The Sunday Papers

4 hours ago 2
A plain white mug of black tea or coffee, next to a broadsheet paper on a table, in black and white. It's the header for Sunday Papers! Image credit: RPS

Welcome back to The Sunday Papers. It's 2025, which means that this column has been running for eighteen years. What might change here as we move into adulthood? Very little, I suspect. We here are like the chalk cliffs of the South Downs: bright and imposing and subject to inevitable but slow erosion by the sea. Or put another way: I'm thinking about bringing back the bulletpoints to separate different links. How are you?

Felipe Pepe wrote about the gentrification of video game history, arguing that American video game history overwrites more local experiences. "We’re not all suburban kids who got a Nintendo 64 for Christmas."

There are many examples of this — one of the most common is how Europe’s home computer scene in the 80s is often erased and replaced by the events of The Video Game Crash of 1983, an event mostly restricted to North America.
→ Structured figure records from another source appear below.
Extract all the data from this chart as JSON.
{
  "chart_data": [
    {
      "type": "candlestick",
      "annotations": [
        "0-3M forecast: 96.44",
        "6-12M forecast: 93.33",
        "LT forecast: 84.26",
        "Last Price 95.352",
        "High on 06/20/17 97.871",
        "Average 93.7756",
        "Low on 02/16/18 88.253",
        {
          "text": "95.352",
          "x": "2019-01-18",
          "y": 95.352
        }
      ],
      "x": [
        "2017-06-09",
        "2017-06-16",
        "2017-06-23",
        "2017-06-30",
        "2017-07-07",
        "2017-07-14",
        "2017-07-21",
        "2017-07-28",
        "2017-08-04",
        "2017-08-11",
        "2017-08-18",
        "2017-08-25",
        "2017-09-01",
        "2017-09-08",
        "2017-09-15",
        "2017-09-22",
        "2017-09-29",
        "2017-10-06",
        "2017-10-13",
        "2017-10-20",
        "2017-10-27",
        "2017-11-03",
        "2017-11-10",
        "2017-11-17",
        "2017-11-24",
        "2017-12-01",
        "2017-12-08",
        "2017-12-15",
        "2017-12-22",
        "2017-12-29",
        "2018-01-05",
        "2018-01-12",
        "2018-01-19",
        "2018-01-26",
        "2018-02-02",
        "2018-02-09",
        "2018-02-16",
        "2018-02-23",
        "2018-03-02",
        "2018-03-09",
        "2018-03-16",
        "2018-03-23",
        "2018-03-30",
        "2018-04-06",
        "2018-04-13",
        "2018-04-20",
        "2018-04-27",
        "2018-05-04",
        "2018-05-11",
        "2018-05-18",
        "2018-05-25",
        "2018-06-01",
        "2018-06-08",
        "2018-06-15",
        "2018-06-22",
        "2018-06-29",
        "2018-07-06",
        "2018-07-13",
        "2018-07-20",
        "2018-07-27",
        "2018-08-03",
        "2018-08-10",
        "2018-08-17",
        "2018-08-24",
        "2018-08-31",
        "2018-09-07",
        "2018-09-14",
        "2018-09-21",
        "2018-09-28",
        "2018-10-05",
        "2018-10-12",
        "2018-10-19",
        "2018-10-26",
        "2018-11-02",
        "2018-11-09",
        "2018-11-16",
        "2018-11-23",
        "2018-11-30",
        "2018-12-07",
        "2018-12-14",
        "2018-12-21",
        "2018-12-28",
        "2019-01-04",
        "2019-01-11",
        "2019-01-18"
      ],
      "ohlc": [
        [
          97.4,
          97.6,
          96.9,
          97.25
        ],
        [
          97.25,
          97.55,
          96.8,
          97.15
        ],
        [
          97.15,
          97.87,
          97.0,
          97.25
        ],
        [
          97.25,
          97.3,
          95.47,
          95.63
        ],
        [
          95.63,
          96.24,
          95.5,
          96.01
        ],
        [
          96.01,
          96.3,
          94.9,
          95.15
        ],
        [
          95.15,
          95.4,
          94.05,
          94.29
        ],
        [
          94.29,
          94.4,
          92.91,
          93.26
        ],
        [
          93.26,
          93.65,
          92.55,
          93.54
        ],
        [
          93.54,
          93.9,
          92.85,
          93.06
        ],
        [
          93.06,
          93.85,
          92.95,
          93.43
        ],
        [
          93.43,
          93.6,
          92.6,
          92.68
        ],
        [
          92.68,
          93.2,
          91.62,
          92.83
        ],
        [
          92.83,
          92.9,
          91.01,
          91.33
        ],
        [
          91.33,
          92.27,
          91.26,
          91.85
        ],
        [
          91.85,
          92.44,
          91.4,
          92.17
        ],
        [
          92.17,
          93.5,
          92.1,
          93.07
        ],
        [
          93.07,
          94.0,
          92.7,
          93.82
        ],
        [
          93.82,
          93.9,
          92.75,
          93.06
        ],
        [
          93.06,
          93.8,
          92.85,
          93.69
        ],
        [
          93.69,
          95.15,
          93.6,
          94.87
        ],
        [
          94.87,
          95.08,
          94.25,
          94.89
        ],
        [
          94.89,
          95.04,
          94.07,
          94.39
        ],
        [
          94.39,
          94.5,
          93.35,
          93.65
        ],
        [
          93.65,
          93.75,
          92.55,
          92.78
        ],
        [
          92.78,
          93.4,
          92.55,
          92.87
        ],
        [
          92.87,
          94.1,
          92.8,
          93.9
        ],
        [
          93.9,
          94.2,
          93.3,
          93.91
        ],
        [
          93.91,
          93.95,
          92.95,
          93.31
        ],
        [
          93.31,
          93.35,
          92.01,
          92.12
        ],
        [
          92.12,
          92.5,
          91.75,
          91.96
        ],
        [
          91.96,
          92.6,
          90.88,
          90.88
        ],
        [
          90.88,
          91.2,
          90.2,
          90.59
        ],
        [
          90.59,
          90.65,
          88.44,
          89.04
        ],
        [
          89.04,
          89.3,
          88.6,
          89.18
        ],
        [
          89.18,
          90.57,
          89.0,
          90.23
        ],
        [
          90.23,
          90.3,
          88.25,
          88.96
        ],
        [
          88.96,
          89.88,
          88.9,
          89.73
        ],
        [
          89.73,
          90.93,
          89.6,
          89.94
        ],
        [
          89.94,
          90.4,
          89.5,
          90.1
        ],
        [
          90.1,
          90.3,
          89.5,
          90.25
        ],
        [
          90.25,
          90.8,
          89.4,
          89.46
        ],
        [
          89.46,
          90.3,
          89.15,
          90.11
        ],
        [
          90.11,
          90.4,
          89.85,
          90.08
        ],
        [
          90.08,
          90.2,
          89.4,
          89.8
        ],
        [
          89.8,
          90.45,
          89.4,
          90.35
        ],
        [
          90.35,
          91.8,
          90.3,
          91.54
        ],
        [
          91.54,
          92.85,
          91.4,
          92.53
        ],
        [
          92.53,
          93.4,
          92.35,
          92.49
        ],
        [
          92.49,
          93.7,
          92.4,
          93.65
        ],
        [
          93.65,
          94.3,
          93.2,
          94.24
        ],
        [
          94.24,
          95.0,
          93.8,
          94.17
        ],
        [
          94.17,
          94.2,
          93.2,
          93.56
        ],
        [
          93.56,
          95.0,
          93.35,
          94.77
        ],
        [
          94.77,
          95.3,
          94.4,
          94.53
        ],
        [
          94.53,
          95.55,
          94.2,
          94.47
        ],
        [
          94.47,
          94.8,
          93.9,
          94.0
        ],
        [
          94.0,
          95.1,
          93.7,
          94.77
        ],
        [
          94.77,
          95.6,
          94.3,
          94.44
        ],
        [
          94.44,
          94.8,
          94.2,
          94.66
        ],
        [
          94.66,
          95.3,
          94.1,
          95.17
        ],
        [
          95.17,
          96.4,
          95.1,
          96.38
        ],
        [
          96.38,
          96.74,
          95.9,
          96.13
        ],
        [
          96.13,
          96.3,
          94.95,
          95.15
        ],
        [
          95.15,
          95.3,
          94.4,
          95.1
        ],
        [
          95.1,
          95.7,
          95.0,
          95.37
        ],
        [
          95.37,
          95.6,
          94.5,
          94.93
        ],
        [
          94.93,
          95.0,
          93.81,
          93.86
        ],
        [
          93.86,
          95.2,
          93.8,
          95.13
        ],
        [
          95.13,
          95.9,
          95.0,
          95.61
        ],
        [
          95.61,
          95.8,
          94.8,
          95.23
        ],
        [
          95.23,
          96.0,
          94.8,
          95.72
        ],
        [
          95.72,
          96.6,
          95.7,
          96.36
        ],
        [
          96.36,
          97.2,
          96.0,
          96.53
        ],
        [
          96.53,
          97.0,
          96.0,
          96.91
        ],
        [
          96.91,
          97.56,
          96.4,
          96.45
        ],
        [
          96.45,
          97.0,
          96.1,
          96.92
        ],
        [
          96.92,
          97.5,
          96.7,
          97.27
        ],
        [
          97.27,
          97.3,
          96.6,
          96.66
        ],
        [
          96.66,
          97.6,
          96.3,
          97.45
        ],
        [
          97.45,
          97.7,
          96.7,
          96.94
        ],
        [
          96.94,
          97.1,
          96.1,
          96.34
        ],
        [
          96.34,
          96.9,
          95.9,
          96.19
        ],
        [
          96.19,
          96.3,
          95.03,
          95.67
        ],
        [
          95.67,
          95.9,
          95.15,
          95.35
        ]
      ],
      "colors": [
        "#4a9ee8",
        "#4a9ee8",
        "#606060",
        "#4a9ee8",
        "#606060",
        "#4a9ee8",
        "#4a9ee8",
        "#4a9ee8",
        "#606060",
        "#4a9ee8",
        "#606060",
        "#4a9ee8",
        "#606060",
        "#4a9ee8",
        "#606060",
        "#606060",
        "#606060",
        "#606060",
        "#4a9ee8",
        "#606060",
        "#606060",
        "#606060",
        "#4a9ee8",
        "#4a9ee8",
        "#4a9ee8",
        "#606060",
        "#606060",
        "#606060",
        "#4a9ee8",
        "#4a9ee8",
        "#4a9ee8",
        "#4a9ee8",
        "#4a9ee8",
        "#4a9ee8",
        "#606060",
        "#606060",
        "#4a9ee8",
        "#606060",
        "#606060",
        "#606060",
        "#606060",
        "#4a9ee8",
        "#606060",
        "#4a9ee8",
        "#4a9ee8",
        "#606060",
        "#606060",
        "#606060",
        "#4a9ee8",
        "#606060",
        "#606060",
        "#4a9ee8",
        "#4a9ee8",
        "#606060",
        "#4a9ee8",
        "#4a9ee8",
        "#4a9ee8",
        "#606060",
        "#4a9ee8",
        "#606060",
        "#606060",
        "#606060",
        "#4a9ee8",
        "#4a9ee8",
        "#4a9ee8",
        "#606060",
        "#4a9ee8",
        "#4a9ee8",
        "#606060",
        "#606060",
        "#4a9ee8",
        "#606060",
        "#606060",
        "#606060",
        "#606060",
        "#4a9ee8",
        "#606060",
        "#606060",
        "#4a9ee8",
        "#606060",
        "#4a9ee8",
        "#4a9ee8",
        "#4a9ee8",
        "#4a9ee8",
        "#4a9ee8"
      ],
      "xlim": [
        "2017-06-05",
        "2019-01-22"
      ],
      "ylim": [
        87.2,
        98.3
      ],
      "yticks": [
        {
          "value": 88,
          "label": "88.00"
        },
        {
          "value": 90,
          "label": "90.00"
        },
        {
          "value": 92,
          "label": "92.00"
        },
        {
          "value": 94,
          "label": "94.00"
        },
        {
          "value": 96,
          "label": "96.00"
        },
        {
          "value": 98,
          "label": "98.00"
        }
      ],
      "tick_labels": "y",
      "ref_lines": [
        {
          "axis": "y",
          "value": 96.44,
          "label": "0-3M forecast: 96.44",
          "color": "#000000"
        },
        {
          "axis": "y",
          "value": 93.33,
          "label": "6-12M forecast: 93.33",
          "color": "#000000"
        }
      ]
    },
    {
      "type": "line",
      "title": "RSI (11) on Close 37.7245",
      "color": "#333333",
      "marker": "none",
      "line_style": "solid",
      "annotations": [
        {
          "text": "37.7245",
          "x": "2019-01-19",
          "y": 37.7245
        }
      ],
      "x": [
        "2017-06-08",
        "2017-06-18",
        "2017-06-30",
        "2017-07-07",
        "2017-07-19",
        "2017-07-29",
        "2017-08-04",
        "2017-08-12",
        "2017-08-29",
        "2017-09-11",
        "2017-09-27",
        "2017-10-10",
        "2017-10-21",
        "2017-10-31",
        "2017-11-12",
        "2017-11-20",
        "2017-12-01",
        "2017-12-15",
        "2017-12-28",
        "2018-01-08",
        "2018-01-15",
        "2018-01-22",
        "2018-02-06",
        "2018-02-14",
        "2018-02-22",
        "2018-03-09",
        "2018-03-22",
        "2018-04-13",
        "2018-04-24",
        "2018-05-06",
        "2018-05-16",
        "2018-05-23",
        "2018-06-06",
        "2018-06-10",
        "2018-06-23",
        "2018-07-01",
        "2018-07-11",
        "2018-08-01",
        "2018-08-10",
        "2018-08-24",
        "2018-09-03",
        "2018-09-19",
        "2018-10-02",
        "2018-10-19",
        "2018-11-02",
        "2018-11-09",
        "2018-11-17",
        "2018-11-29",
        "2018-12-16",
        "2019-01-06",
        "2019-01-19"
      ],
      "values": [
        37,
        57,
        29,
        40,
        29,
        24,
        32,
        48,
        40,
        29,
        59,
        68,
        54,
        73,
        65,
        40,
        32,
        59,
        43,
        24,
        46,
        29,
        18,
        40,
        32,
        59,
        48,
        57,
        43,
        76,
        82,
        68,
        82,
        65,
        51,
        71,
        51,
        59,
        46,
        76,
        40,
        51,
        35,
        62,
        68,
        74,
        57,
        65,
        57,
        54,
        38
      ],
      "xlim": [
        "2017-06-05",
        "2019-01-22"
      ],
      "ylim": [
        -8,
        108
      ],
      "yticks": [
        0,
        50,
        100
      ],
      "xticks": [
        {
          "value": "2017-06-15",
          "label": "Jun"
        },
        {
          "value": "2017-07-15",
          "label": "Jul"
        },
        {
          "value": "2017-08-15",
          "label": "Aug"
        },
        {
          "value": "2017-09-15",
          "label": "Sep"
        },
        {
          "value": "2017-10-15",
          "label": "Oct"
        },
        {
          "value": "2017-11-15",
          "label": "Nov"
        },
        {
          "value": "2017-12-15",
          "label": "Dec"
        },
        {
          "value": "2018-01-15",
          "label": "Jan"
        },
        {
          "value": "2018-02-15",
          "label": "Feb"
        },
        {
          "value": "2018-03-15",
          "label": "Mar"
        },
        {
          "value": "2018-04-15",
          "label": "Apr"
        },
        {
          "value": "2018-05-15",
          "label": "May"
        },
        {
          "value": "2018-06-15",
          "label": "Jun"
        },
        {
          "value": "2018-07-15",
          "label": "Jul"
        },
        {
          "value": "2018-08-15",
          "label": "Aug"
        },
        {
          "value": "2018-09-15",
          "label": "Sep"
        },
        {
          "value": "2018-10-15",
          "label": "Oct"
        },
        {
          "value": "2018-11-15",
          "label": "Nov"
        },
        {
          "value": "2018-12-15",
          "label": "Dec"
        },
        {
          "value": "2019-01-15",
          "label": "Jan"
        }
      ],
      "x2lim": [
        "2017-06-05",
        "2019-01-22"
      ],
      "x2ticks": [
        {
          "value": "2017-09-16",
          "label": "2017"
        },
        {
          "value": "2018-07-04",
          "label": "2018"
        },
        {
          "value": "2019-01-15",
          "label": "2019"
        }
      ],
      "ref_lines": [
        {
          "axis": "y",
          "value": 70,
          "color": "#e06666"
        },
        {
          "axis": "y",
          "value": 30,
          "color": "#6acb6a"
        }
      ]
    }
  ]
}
The Amstrad CPC, C64, ZX Spectrum, Amiga, demoscene, etc… all get replaced by the all-mighty NES.

And if that’s happening to Europe, just imagine the rest of the world.
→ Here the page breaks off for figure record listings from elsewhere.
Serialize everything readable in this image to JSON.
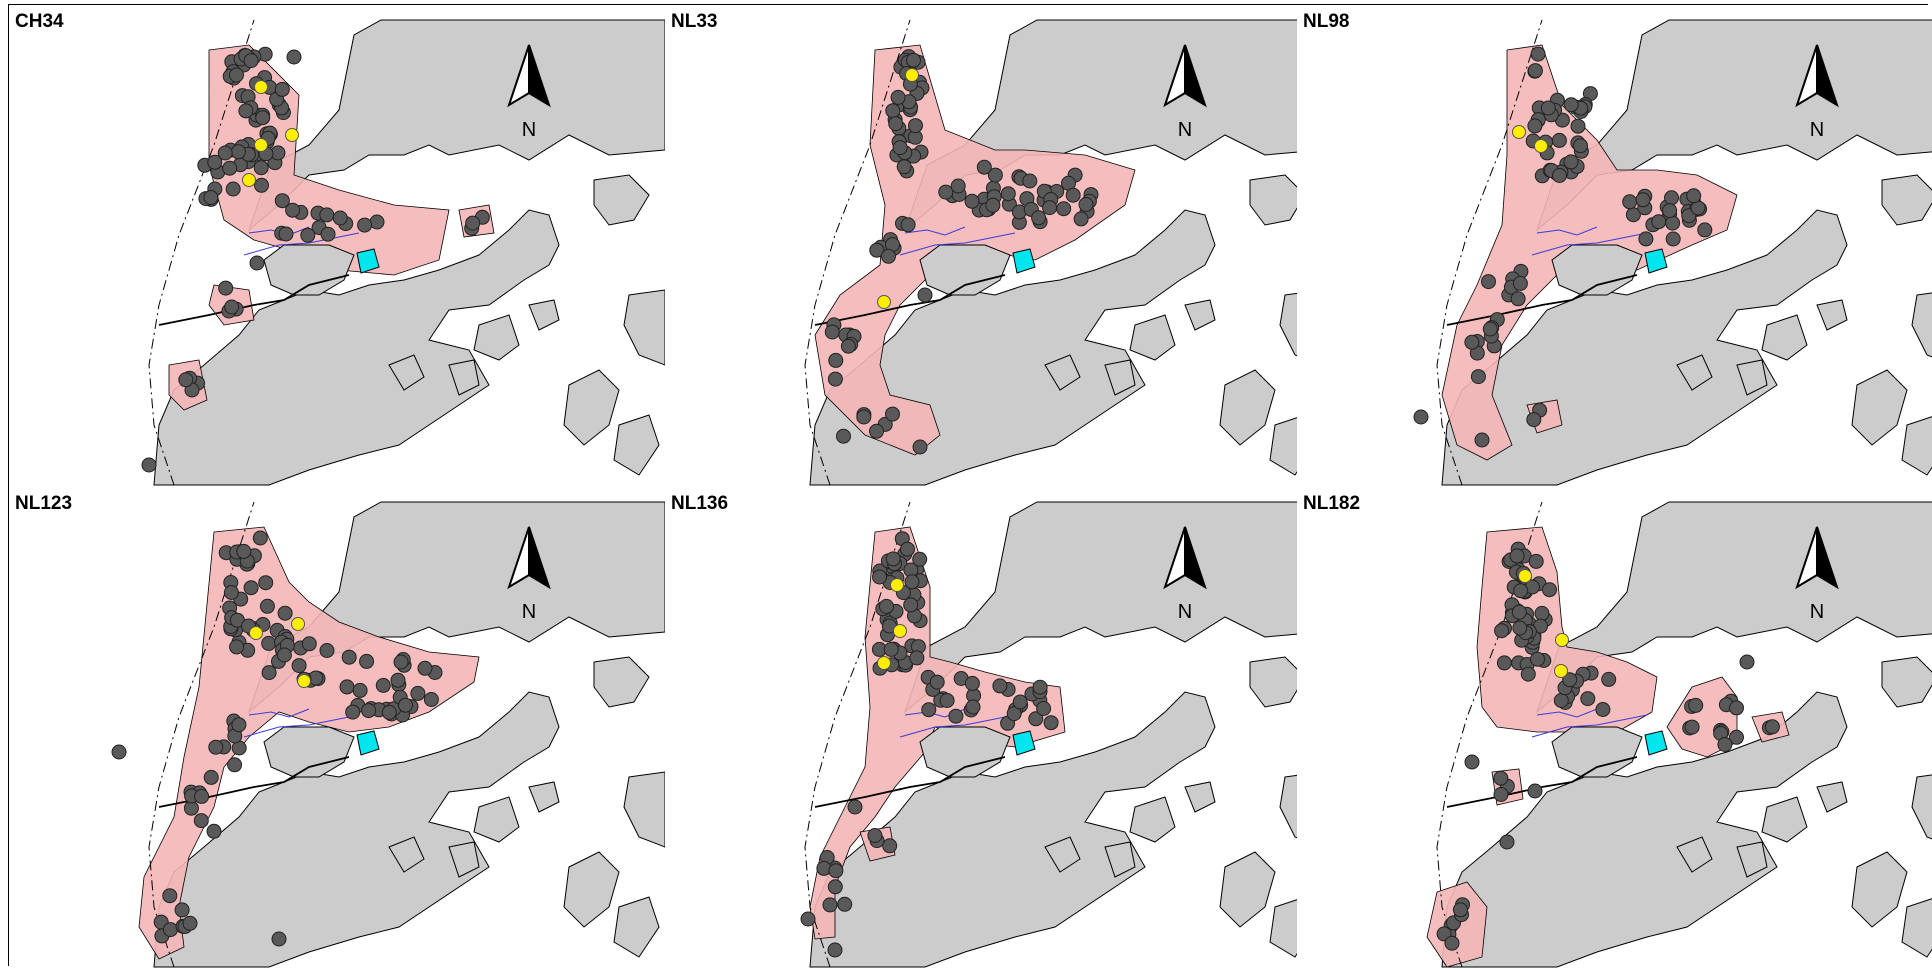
{
  "figure": {
    "north_label": "N",
    "colors": {
      "land": "#cccccc",
      "sea": "#ffffff",
      "buffer_fill": "#f4b6b6",
      "sighting_dot": "#595959",
      "highlight_dot": "#ffee00",
      "works_area": "#00e5ee",
      "boundary_line": "#3b3bd6"
    },
    "panels": [
      {
        "id": "CH34",
        "label": "CH34",
        "highlight_count": 4
      },
      {
        "id": "NL33",
        "label": "NL33",
        "highlight_count": 2
      },
      {
        "id": "NL98",
        "label": "NL98",
        "highlight_count": 2
      },
      {
        "id": "NL123",
        "label": "NL123",
        "highlight_count": 3
      },
      {
        "id": "NL136",
        "label": "NL136",
        "highlight_count": 3
      },
      {
        "id": "NL182",
        "label": "NL182",
        "highlight_count": 3
      }
    ]
  }
}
I have heard that Chinese gamers are extremely tough Steam reviewers, to the point that it's a consideration when developers are deciding whether to translate their game. Translating into Chinese might bring an influx of new sales, but it might also lower your overall review score. In Art Review, Thu-Huong Ha writes about these kinds of regional differences in review culture outside of the realm of video games.

Japanese reviewers do not give 5 out of 5 stars for a service or establishment that is good. If it’s solid, it gets a 3. If it’s really good, it gets a 4. Nothing gets a 5. Japanese reviewers grade harshly on dimensions of service, cleanliness, ‘cosu pa’ or ‘cost performance’, the etiquette of other customers. At a soba shop near my house, low stars are given for the colour of the tempura (black), the smell (ammonia) and the presence of ashtrays (one for each table). On Tabelog, a Japanese Yelp for restaurants, if I see 3.49 stars, it gives me a little thrill. A typical review might read something like, ‘Food was super delicious. Perfect night. The server had messy hair. 2 stars.’ It’s why Shake Shack has 4.5 stars on Google and the best udon you’ve ever had in your life has 3.8: tourists love grade inflation.
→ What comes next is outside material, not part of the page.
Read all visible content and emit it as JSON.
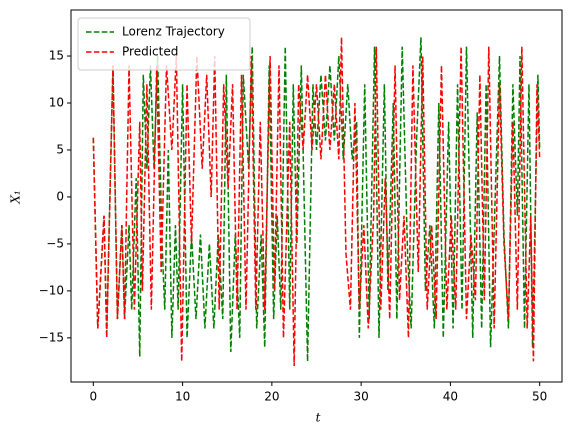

The BFI published an easygoing summary of Indiana Jones video games to coincide with the launch of Indiana Jones And The Great Circle. Everyone here already knows about Fate Of Atlantis, I assume, but do you know of Greatest Adventure? Either way, I extend my neck telescopically anytime an outlet outside of specialist media decides to cover games, and how they choose to do it for a presumably less informed audience.

For those who prefer the brawls and booby-traps of the franchise over the history lecture scenes, Indiana Jones’ Greatest Adventure (1994) on SNES puts the archaeologist firmly into action mode. In this platformer which comes off as equal parts Castlevania (1986) and Super Mario Land (1989), Indy jumps, rolls and whips his way through levels, swinging across pits and riding mine carts with all the aplomb you’d expect of the films. Players can even duel with the horrifying, fast-ageing corpse from the guess-the-grail scene at the end of Last Crusade.

Sega have been doing a press tour of late, for themselves more than any single game. They want to focus more on transmedia IP they can turn into films, like their recent success with Sonic. That's probably why they've been backing out of the PC strategy genre they invested heavily into ten years ago - divesting from Amplitude, selling Relic. No one asks them about that, but Eurogamer did speak to Sega president Shuji Utsumi about their new focus.

Utsumi: Sega somehow invented - if you compare the game business to music business - Sega's role was to invent rock & roll, compared to Nintendo. Nintendo's like pop music, good music, jazz...

But then Sega comes along and is like Led Zeppelin?

Utsumi: Exactly. Pink Floyd, Abba, and Queen!

I love lists. As a games site, they help communicate our team's taste (and thus values) to readers, they steer newcomers or casual players towards games they may enjoy, and when composed well they have a playful and inclusive spirit. Still, as list season draws to a close, I found things to agree with and think about in Elena Gorfinkel's new-to-me 2019 film essay Against Lists.

Lists pretend to make a claim about the present and the past, but are anti-historical, obsessed with their own moment, with the narrow horizon and tyranny of contemporaneity. They consolidate and reaffirm the hidebound tastes of the already heard.

Speaking of things that have been going since the '00s, internet institution DJ Earworm put out his mashup of all the biggest hits of 2024. Let that be your first Sunday Papers track of the year.